There are three mesenteric arteries that supply blood flow from the heart
to the small and large intestines. Mesenteric artery stenosis (MAS) occurs
when there is a narrowing or blockage in one or more of these arteries.
It may also be caused by a blood clot that moves through the bloodstream,
blocking the mesenteric arteries, this is commonly found in individuals
who possess abnormal heart rhythms.
Mesenteric ischemia may occur in patients with:
- A long history of smoking
- Atrial fibrillation (a fast and irregular heart beat)
- Recent heart attack
Other risk factors include:
Signs of Mesenteric Artery Stenosis:
- High cholesterol
- Hypertension (high blood pressure)
- Lack of physical exercise
- Family history of vascular disease (in particular, peripheral vascular
disease or carotid artery disease)
Symptoms of chronic mesenteric artery stenosis (build up of plaque over
time that hardens the arteries include):
- Abdominal pain after eating
- Fear of eating
- Weight loss
Symptoms of sudden mesentery artery stenosis (due to a traveling blood clot):
- Sudden severe abdominal pain
- Lack of appetite
Diagnosis is usually based on a patient's history, symptoms, and physical
examination. Blood tests that may be helpful include white blood cell
( WBC) count and lactic acid levels.
Imaging tests that may show narrowing or blockage in the mesenteric arteries include:
- Duplex ultrasound
- CT Scan
- Mesenteric Angiogram
Chronic Mesenteric Ischemia:
Mesenteric angioplasty and stenting
- This involves opening the narrowed artery using a balloon and inserting
a stent (metal scaffolding) to keep it open. This is done through a small
groin puncture and usually involves overnight hospitalization.
Mesenteric artery bypass
- This involves a large open surgery using artificial bypass graft material
or your own vein to carry blood around the blocked areas in the arteries.
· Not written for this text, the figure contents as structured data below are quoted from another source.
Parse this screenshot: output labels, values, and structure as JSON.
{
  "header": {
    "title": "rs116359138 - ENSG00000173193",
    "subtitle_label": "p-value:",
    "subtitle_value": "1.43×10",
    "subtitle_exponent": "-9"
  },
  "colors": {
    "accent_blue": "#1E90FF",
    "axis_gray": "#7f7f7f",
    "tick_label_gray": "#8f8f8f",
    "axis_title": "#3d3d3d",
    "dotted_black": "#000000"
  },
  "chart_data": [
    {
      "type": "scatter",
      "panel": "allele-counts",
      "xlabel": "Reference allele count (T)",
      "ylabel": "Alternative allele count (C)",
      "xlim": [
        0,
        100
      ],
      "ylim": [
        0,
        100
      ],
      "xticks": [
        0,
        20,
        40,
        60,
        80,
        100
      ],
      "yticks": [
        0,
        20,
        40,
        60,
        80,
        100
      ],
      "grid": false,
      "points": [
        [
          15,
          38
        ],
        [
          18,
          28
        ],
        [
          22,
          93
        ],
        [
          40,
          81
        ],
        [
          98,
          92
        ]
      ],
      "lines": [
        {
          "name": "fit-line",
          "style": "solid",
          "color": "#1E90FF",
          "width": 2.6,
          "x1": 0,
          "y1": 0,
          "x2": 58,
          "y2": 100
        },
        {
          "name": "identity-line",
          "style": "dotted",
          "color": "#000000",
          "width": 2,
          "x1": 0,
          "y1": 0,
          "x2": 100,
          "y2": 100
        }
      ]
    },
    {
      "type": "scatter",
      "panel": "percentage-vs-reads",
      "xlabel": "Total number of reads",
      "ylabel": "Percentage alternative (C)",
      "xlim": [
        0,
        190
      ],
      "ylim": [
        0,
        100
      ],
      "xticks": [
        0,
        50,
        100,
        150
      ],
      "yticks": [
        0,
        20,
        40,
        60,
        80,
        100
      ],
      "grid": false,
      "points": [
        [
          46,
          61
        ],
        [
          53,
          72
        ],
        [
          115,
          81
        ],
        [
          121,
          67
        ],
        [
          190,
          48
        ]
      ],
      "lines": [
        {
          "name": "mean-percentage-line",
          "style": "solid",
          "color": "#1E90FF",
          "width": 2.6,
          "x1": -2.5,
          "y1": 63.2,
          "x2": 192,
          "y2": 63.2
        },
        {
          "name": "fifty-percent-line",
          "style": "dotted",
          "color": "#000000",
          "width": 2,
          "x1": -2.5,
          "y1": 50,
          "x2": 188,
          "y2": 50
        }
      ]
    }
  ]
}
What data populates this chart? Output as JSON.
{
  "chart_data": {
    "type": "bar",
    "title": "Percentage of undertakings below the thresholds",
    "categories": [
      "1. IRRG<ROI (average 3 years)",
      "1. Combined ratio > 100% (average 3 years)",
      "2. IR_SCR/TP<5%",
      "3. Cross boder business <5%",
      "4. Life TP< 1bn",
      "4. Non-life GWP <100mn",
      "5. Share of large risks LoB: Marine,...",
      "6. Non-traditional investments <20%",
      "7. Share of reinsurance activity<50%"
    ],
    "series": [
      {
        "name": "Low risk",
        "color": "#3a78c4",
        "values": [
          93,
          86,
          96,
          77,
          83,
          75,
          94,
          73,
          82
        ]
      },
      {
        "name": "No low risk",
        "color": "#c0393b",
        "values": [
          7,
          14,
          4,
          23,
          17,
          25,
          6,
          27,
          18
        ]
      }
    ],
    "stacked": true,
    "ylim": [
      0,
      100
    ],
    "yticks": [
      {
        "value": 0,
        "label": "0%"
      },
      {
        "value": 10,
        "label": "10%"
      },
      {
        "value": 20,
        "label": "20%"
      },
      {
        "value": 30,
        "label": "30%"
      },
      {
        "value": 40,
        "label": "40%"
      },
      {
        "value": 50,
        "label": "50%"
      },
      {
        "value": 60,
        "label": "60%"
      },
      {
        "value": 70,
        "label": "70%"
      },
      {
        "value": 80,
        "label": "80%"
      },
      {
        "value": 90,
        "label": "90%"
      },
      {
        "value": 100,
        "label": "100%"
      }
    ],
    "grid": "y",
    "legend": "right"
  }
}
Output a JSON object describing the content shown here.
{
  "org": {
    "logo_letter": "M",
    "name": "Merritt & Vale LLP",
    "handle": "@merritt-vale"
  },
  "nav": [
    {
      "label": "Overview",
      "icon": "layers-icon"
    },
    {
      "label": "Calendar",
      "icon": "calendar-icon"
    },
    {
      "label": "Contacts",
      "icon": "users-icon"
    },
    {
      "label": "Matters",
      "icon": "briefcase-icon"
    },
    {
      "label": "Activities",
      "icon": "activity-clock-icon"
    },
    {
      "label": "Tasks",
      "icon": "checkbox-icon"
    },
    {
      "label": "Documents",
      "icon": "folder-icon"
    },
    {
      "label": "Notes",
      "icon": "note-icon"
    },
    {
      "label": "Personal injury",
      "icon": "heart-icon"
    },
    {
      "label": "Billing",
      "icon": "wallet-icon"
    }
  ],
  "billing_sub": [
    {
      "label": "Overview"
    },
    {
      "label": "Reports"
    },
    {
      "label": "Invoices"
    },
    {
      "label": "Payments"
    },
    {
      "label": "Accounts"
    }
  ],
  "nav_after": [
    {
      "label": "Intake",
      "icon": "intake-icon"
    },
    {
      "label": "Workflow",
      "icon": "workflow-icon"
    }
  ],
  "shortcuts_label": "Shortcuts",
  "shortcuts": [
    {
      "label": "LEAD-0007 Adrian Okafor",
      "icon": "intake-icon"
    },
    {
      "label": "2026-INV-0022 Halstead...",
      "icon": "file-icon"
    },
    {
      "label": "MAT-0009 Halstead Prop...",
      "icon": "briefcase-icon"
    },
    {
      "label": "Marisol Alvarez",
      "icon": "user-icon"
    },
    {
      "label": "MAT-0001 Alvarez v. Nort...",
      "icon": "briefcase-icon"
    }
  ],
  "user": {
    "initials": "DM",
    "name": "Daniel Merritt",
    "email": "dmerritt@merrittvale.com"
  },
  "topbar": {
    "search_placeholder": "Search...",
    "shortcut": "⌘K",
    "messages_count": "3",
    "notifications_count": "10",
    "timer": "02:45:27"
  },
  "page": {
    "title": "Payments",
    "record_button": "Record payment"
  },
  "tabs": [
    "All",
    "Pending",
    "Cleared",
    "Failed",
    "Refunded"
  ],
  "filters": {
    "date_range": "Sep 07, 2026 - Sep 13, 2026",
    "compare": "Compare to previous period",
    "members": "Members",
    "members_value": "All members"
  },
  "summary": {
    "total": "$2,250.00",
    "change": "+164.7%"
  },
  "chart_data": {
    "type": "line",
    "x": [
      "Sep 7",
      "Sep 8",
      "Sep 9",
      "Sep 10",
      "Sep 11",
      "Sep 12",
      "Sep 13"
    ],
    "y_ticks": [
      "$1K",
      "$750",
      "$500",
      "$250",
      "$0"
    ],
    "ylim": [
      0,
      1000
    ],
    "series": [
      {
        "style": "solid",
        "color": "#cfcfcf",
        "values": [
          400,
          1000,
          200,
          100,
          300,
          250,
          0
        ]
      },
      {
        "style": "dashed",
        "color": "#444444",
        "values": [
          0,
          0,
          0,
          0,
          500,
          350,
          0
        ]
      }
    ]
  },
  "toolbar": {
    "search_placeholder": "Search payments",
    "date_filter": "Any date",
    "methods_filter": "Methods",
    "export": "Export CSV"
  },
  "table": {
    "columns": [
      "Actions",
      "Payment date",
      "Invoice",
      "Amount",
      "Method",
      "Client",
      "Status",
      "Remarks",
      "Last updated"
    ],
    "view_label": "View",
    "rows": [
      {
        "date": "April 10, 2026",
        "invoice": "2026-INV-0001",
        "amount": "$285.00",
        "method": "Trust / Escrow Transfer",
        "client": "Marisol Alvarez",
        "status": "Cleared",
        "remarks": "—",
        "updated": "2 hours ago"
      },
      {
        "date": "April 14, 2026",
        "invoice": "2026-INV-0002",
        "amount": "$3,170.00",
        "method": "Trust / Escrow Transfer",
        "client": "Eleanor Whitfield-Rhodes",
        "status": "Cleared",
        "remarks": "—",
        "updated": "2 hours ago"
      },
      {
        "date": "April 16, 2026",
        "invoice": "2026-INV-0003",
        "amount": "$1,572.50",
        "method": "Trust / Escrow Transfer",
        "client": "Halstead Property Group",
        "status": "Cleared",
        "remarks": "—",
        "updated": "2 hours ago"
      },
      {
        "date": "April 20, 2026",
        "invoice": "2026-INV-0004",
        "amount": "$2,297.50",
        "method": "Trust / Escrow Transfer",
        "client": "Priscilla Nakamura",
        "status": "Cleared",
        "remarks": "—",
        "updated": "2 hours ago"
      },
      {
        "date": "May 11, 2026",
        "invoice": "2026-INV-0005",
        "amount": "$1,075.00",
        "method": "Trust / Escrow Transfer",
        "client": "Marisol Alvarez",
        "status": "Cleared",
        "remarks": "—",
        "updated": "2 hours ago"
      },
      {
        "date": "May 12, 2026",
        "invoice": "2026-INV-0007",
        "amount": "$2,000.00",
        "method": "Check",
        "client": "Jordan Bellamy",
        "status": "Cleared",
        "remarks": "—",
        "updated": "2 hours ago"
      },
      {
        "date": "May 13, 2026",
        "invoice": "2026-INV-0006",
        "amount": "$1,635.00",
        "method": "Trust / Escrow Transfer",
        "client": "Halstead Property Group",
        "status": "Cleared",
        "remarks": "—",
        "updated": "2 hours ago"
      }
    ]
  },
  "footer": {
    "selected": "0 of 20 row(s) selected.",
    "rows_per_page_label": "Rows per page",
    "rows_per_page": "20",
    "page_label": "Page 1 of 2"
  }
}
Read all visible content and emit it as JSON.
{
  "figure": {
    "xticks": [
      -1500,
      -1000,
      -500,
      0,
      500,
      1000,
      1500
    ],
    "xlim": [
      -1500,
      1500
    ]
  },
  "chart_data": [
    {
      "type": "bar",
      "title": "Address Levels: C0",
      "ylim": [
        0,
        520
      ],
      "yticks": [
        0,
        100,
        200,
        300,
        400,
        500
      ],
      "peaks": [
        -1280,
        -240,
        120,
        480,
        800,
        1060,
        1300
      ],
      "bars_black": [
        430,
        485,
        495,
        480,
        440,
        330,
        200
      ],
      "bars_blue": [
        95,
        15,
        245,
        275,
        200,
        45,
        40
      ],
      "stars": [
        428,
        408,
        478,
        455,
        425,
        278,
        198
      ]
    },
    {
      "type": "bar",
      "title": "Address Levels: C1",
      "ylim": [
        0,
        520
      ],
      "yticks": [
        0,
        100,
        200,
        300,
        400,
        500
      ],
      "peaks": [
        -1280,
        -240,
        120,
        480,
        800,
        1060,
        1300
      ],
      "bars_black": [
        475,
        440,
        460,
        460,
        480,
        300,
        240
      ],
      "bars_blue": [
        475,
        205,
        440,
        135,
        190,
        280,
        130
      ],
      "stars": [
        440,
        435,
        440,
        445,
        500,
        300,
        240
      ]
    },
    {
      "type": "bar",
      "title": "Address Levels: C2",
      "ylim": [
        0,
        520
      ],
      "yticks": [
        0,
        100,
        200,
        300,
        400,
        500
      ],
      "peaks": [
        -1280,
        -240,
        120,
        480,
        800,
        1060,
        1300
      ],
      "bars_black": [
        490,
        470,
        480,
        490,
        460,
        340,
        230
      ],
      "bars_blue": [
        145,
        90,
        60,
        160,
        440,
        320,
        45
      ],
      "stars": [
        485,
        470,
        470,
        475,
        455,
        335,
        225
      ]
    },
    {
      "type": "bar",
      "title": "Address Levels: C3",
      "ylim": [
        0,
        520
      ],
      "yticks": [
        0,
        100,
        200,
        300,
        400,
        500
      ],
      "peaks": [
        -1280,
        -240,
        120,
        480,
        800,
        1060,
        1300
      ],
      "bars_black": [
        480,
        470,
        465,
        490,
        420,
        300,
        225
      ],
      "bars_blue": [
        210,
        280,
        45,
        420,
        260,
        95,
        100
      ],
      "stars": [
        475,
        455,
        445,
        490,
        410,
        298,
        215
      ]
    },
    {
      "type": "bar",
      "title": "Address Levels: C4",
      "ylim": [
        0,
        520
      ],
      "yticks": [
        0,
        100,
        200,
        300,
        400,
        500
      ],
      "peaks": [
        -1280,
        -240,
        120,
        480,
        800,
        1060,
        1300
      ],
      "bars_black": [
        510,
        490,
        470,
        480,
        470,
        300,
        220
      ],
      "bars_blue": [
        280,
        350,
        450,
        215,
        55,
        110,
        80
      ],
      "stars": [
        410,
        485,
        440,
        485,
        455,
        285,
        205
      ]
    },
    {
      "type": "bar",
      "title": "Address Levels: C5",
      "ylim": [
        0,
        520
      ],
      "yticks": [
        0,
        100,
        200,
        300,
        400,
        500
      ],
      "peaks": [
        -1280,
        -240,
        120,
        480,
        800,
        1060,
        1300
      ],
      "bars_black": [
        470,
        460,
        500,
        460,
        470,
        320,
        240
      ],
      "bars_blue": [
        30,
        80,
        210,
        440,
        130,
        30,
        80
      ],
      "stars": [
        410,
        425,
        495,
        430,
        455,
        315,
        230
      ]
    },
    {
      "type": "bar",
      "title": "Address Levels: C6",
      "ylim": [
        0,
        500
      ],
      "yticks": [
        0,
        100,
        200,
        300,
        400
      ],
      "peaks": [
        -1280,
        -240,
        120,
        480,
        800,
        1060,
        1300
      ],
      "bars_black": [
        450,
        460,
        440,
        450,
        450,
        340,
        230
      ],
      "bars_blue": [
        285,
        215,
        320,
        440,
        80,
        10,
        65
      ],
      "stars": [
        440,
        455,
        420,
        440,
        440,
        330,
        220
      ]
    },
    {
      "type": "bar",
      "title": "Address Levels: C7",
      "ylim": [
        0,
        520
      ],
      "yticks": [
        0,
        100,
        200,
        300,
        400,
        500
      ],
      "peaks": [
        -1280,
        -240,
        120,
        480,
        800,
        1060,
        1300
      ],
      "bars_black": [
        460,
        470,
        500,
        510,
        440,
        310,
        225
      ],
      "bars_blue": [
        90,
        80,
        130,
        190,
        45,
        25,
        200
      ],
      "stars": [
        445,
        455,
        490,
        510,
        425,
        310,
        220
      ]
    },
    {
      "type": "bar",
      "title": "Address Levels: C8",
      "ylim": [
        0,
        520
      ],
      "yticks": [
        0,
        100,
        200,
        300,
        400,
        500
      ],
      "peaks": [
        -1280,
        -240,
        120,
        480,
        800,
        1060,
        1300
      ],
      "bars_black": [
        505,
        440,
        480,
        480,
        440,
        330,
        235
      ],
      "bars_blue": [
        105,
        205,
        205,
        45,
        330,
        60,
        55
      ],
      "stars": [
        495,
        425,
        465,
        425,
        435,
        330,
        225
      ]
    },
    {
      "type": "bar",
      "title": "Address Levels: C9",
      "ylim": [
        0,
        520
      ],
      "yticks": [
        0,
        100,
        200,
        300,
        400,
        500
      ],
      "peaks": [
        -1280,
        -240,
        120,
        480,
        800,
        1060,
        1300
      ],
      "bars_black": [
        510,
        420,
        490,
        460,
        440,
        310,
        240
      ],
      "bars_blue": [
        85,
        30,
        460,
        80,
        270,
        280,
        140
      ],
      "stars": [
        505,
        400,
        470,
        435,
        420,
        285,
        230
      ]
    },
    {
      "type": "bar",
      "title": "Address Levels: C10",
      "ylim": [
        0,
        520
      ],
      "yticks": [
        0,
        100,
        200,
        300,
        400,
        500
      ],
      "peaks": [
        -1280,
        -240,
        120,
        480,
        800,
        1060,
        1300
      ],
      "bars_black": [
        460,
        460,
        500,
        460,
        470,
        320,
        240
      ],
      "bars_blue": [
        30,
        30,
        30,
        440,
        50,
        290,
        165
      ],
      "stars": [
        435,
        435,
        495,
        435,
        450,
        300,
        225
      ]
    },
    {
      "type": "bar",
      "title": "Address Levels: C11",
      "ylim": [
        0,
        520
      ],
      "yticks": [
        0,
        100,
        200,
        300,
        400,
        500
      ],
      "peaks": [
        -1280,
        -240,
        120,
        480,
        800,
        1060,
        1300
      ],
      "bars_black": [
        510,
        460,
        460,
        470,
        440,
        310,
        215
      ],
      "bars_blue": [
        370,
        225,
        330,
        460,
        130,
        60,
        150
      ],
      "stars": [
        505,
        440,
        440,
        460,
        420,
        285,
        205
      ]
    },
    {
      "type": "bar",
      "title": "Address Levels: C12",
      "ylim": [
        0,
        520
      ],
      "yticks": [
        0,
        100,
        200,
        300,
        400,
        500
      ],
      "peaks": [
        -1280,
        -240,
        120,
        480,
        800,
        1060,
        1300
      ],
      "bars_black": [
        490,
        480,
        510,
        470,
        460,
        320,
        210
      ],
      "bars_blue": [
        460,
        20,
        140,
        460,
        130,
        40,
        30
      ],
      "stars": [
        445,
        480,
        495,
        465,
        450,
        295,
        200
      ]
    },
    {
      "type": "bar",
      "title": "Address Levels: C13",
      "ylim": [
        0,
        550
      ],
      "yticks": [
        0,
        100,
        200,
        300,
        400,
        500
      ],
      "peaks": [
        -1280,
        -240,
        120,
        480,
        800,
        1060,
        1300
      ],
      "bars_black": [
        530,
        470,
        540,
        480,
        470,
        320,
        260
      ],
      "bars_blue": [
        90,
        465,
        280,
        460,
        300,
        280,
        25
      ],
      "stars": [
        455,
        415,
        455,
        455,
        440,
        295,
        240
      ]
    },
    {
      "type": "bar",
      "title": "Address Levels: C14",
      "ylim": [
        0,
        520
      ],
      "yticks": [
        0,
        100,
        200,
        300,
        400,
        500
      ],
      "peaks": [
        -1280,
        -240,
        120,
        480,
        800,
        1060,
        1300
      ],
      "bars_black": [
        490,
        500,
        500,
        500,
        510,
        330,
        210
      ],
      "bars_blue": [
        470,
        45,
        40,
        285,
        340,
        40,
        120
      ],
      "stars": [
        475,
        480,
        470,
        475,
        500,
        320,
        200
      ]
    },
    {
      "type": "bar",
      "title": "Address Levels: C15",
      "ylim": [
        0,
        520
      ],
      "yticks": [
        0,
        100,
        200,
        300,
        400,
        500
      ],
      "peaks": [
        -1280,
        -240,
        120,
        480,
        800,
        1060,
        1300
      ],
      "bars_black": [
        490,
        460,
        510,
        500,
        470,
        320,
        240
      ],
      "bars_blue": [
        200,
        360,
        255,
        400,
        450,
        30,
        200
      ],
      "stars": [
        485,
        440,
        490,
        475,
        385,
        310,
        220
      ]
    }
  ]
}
This may involve a hospital stay of several days.
Acute Mesenteric Ischemia:
This is a surgical emergency -- if not promptly treated, it may result
- Open surgery thrombectomy (removing the clot through an open operation)
Thrombolysis (performing an angiogram and using clot busting drugs to break
up the clot).
- This is seldom done in patients.
**There is no medical treatment, per se, for mesenteric ischemia. However,
tobacco cessation, healthy dietary habits, exercise, and drug therapy
(antiplatelet drugs such as aspirin and cholesterol lowering agents) can help to
slow the progression of disease and reduce the risk of recurrence.